Tom Hanvey, 31
Asaclean-Sun Plastech Inc.
Asaclean-Sun Plastech Inc. Marketing Manager Tom Hanvey graduated from Fordham University with a Bachelor of Arts in communications, marketing and journalism. He held internships at Abraham Lincoln Bicentennial Commission at the Civil War Institute in Gettysburg, Pa., Morgan Stanley and NPR affiliate 90.7 WFUV radio station.
Hanvey worked at Steiner Sports as a web and marketing coordinator and the e-commerce and multimedia marketing manager. He then joined Parsippany, N.J.-based SPI, which manufactures and distributes Asaclean purging compounds for North and South America and was named No. 1 on Plastics News' Best Places to Work list for 2020.
As marketing manager at Sun Plastech Inc., Hanvey is responsible for everything from traditional and digital marketing to trade shows, brand awareness, campaigns, creative sales tools and more.
"I was interested in the opportunity because it gave me great freedom to try new things and really own my department. I previously worked in sports and managed an ecommerce site for a sports memorabilia company outside of NYC. … I immediately fell in love with the industry and my company," he said.

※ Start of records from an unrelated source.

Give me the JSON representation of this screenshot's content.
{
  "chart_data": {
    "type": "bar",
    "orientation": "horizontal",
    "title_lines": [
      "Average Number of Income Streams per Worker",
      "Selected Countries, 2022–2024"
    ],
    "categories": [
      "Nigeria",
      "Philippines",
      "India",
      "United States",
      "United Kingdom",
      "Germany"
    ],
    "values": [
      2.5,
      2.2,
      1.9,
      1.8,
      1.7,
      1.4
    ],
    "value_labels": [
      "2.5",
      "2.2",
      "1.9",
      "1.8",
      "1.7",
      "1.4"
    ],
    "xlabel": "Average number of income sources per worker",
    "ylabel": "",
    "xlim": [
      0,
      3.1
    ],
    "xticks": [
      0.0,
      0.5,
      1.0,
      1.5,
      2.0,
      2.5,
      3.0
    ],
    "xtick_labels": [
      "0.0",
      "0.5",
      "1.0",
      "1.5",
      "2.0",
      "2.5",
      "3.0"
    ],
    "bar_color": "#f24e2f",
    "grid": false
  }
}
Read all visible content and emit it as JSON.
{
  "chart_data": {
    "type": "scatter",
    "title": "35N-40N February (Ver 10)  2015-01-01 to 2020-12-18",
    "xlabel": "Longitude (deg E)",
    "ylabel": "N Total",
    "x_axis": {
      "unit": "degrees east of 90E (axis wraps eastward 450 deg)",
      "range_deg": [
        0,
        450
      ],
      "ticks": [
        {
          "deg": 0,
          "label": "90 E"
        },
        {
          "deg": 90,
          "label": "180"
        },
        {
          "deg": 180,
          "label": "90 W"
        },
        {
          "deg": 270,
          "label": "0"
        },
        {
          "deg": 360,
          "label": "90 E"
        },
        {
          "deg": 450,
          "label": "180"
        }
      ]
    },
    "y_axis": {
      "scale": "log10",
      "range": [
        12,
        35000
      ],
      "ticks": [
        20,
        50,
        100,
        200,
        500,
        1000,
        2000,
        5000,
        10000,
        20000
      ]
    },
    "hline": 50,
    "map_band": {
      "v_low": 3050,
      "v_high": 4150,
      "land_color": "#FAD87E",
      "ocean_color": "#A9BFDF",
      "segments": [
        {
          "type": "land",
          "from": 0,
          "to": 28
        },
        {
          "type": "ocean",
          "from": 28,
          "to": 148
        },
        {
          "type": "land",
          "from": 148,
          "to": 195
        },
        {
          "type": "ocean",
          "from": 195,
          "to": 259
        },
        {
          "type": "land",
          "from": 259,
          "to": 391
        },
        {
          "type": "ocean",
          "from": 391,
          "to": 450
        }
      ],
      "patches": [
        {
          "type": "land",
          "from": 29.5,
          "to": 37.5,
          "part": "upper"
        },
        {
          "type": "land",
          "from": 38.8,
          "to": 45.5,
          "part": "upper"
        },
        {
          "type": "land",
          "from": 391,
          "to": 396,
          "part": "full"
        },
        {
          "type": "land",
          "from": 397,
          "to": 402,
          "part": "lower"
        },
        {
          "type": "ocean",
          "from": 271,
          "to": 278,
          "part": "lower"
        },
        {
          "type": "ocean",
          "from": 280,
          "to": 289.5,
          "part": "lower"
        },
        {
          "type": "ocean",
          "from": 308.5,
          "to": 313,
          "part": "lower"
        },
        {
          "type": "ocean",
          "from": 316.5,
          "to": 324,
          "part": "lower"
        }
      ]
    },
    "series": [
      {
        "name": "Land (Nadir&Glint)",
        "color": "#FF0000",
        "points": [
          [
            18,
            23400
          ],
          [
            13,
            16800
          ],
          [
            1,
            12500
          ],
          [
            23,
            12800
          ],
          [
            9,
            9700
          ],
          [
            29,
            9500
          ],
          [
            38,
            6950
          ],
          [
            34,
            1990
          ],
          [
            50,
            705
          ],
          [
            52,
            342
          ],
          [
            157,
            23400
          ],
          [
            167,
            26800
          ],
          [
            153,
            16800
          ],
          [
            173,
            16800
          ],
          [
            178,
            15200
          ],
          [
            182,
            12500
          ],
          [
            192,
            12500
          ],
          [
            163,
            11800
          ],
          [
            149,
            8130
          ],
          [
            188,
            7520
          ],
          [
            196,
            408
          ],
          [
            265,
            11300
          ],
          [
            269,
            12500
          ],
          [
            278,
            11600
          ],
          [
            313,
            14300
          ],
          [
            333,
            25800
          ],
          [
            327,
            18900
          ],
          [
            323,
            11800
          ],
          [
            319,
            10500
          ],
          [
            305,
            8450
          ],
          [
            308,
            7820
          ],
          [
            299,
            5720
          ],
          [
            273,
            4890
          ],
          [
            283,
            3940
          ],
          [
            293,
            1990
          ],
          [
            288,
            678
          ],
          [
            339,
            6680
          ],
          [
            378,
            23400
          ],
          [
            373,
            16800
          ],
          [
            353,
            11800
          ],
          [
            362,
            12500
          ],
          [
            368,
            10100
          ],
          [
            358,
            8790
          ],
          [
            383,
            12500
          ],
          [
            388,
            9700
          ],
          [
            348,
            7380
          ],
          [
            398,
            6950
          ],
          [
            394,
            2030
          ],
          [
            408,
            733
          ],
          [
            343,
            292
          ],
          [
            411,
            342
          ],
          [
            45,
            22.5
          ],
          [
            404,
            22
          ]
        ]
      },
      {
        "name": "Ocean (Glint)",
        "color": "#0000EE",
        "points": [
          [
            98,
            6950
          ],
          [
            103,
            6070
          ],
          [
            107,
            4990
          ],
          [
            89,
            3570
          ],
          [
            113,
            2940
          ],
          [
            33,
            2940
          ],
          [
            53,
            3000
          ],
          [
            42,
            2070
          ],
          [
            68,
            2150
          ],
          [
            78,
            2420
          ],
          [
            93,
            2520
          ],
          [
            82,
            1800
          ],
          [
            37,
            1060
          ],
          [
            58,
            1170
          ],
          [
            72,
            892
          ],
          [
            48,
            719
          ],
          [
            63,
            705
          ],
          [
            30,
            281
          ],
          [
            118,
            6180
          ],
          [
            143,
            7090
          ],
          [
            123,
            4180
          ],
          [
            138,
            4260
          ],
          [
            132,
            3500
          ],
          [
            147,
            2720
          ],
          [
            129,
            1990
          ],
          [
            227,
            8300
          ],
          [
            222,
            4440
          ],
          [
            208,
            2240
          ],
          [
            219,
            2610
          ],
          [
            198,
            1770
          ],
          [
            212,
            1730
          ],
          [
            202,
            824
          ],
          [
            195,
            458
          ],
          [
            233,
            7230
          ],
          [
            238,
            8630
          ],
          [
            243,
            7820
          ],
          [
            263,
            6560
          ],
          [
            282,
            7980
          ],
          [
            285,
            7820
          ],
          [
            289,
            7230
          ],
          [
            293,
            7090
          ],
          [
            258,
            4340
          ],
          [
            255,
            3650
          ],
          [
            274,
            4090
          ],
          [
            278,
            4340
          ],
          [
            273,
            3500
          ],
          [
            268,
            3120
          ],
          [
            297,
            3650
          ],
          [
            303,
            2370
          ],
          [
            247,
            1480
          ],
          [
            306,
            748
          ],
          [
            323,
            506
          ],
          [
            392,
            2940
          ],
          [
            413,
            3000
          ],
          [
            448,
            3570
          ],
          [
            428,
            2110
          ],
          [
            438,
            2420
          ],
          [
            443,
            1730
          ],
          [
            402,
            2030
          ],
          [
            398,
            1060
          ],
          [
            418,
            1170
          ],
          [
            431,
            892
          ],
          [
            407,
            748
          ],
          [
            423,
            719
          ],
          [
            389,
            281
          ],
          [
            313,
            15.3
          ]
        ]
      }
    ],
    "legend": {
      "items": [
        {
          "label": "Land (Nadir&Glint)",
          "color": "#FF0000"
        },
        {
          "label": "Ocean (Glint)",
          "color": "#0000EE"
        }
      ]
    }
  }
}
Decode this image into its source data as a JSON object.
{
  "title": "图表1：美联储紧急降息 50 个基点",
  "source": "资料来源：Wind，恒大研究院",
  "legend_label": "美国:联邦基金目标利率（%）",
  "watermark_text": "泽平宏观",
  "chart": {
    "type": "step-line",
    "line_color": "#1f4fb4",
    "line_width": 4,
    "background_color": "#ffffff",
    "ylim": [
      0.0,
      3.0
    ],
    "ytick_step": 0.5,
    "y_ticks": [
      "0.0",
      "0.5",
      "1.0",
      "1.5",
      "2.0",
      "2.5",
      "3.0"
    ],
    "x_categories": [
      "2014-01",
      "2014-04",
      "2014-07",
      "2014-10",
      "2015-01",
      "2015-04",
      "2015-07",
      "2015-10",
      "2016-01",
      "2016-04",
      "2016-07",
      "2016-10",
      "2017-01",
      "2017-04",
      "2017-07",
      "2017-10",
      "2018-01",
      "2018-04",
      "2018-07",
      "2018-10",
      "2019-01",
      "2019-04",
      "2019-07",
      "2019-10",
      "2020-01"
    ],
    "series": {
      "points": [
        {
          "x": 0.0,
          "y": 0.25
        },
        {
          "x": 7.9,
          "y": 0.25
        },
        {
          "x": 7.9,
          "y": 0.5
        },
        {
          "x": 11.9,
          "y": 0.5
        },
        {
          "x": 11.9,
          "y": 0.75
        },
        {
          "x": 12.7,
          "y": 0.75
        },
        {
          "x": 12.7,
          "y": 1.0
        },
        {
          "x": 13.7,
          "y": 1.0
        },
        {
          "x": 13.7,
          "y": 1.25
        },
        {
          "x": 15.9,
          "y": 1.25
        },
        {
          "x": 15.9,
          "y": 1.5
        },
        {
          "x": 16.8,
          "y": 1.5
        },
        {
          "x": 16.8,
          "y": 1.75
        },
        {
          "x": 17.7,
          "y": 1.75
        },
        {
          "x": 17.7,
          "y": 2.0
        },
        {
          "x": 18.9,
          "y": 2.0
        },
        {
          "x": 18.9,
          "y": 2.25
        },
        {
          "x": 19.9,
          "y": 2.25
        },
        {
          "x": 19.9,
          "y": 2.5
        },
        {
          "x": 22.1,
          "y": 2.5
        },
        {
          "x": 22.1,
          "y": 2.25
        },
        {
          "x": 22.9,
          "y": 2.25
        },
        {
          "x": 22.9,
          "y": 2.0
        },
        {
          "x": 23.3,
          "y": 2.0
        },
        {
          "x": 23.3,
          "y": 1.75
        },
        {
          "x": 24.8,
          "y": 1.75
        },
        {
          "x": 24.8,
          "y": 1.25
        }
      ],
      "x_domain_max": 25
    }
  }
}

Hanvey was a founding member of the Asahi Kasei North American Marketing Council and was asked to co-host the group's meetings, implemented an inbound marketing strategy companywide for SPI and finished in the top 10 in leads at NPE 2018.
Plastics News: What emerging technology or market most interests you?
Hanvey: In marketing specifically, I'm very interested in the role AI can play in better serving customers. I'm interested in account-based marketing and how it can help me better reach end users. I'm interested in 3D printing and how it will transform our industry. Additionally, I'm looking to see how recycling changes in the next 4-5 years.
Q: What is the best advice you have ever received?
Hanvey: When you become a manager, don't forget to manage up. Oftentimes, people who are very good at their jobs get promoted to management roles. They think about what it means to be a "good manager" and how to get the most out of their direct reports and make them happy. New managers sometimes forget that they need to keep their bosses happy as well. Just because you become a manager doesn't mean you stop being an employee. A mentor at my current company gave me this advice and it helped me keep my goals in alignment with the people I report to directly as well.
Q: What about the plastics industry surprises you?
Hanvey: I'm always surprised by how small the industry is and how friendly and welcoming most people are. Coming from sports, it's amazing how warm and helpful people are. I love my career in plastics.
Q: If you were CEO of a company, what would you do first?
Hanvey: I would buy into my employees so they will buy into what we are trying to do as an organization. My company does an amazing job of making me feel supported professionally and personally. My quality of life is great and they believe in me. It makes me want to run through a wall for them. The first thing I would do is copy everything Asahi Kasei does for their employees. The culture is fantastic.